Why does Firebase Studio’s performance look uneven in early feedback?
What capabilities did Google add via Gemini V2’s public API access?
How do the video-generation improvements differ between research and tools in this roundup?
What does 11 Labs’ MCP server enable for developers and AI agents?
Why is Google’s Ironwood TPU relevant even when model quality is the headline?
Review Questions
- Which specific ChatGPT capability change is most likely to affect day-to-day personalization: saved memories, extended memory, or both?
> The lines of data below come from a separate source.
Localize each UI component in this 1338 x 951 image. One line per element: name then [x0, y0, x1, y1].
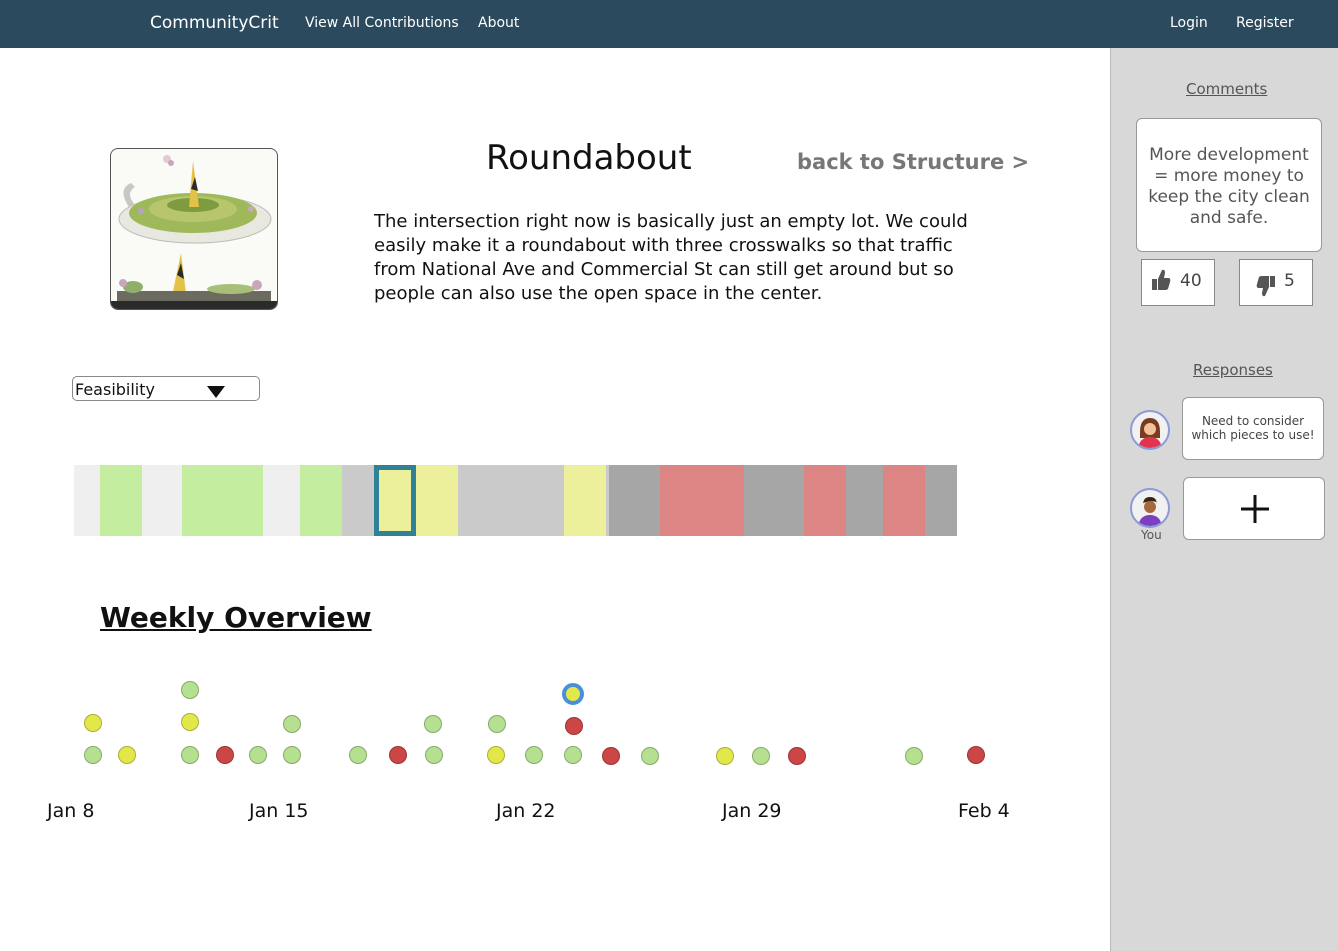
date-label-feb-4: Feb 4 — [958, 800, 1010, 822]
feedback-dot[interactable] — [565, 717, 583, 735]
timeline-segment[interactable] — [263, 465, 300, 536]
comment-card: More development = more money to keep th… — [1136, 118, 1322, 252]
timeline-segment[interactable] — [846, 465, 883, 536]
upvote-count: 40 — [1180, 271, 1202, 291]
feedback-dot[interactable] — [602, 747, 620, 765]
criteria-dropdown[interactable]: Feasibility — [72, 376, 260, 401]
downvote-button[interactable]: 5 — [1239, 259, 1313, 306]
timeline-segment[interactable] — [925, 465, 957, 536]
feedback-dot[interactable] — [349, 746, 367, 764]
idea-thumbnail-image — [110, 148, 278, 310]
back-to-structure-link[interactable]: back to Structure > — [797, 150, 1029, 174]
feedback-dot[interactable] — [249, 746, 267, 764]
response-text: Need to consider which pieces to use! — [1191, 414, 1315, 442]
timeline-segment[interactable] — [744, 465, 804, 536]
date-label-jan-29: Jan 29 — [722, 800, 782, 822]
feedback-dot[interactable] — [424, 715, 442, 733]
thumbs-up-icon — [1151, 268, 1171, 296]
dropdown-arrow-icon — [207, 386, 225, 398]
feedback-dot-selected[interactable] — [562, 683, 584, 705]
timeline-segment[interactable] — [342, 465, 374, 536]
timeline-segment[interactable] — [883, 465, 925, 536]
timeline-segment[interactable] — [660, 465, 744, 536]
idea-description: The intersection right now is basically … — [374, 211, 968, 304]
you-label: You — [1141, 528, 1162, 542]
date-label-jan-8: Jan 8 — [47, 800, 95, 822]
feedback-dot[interactable] — [283, 715, 301, 733]
top-navbar: CommunityCrit View All Contributions Abo… — [0, 0, 1338, 48]
timeline-segment[interactable] — [458, 465, 564, 536]
date-label-jan-15: Jan 15 — [249, 800, 309, 822]
feedback-dot[interactable] — [788, 747, 806, 765]
feedback-dot[interactable] — [118, 746, 136, 764]
feedback-dot[interactable] — [564, 746, 582, 764]
weekly-overview-heading: Weekly Overview — [100, 601, 372, 634]
feedback-dot[interactable] — [488, 715, 506, 733]
timeline-segment[interactable] — [609, 465, 660, 536]
rating-timeline-bar — [74, 465, 957, 536]
comment-text: More development = more money to keep th… — [1148, 145, 1310, 228]
nav-about[interactable]: About — [478, 15, 519, 31]
timeline-segment[interactable] — [804, 465, 846, 536]
idea-title: Roundabout — [486, 138, 692, 178]
upvote-button[interactable]: 40 — [1141, 259, 1215, 306]
responder-avatar — [1130, 410, 1170, 450]
feedback-dot[interactable] — [84, 746, 102, 764]
feedback-dot[interactable] — [181, 746, 199, 764]
comments-heading[interactable]: Comments — [1186, 80, 1267, 98]
feedback-dot[interactable] — [216, 746, 234, 764]
date-label-jan-22: Jan 22 — [496, 800, 556, 822]
nav-view-all-contributions[interactable]: View All Contributions — [305, 15, 459, 31]
timeline-segment[interactable] — [142, 465, 182, 536]
timeline-segment[interactable] — [416, 465, 458, 536]
timeline-segment-selected[interactable] — [374, 465, 416, 536]
timeline-segment[interactable] — [564, 465, 606, 536]
feedback-dot[interactable] — [181, 681, 199, 699]
feedback-dot[interactable] — [487, 746, 505, 764]
thumbs-down-icon — [1256, 274, 1276, 302]
feedback-dot[interactable] — [283, 746, 301, 764]
timeline-segment[interactable] — [182, 465, 263, 536]
brand-link[interactable]: CommunityCrit — [150, 13, 279, 33]
feedback-dot[interactable] — [389, 746, 407, 764]
timeline-segment[interactable] — [74, 465, 100, 536]
nav-register[interactable]: Register — [1236, 15, 1294, 31]
timeline-segment[interactable] — [300, 465, 342, 536]
add-response-button[interactable] — [1183, 477, 1325, 540]
dropdown-selected-value: Feasibility — [75, 380, 155, 399]
feedback-dot[interactable] — [905, 747, 923, 765]
feedback-dot[interactable] — [716, 747, 734, 765]
nav-login[interactable]: Login — [1170, 15, 1208, 31]
feedback-dot[interactable] — [425, 746, 443, 764]
timeline-segment[interactable] — [100, 465, 142, 536]
feedback-dot[interactable] — [181, 713, 199, 731]
feedback-dot[interactable] — [641, 747, 659, 765]
feedback-dot[interactable] — [752, 747, 770, 765]
feedback-dot[interactable] — [84, 714, 102, 732]
feedback-dot[interactable] — [525, 746, 543, 764]
feedback-dot[interactable] — [967, 746, 985, 764]
plus-icon — [1240, 494, 1270, 528]
responses-heading[interactable]: Responses — [1193, 361, 1273, 379]
response-card: Need to consider which pieces to use! — [1182, 397, 1324, 460]
downvote-count: 5 — [1284, 271, 1295, 291]
user-avatar — [1130, 488, 1170, 528]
Explain how extended memory works differently.
- What trade-offs are implied by Gen 4 Turbo’s “five times faster and half the cost” positioning?
- How do Higsfield AI and LTX Studio each target a different pain point in video generation (camera control vs actor consistency)?
Key Points
- 1
ChatGPT’s extended memory can reference past chats to tailor responses around preferences and conversational style, with an option to disable it.
- 2
Firebase Studio uses Gemini but not Gemini 2.5 Pro, and early user reports suggest uneven results plus launch-time environment issues.
- 3
Gemini V2 is now available publicly through Gemini and via API, adding inpainting/outpainting and structured camera controls like panning and first/last frames.
- 4
Gen 4 Turbo prioritizes speed and cost, accepting reduced prompt coherence and quality compared with the full Gen 4 model.
- 5
Video progress is splitting across research (longer coherent story-like generation) and tools (camera-work control and actor consistency from reference images).
- 6
11 Labs expanded agent integration with an MCP server for Claude and Cursor, and improved professional voice cloning quality.
- 7
Google’s Ironwood TPU targets cheaper, faster inference as an alternative approach to relying solely on Nvidia GPUs.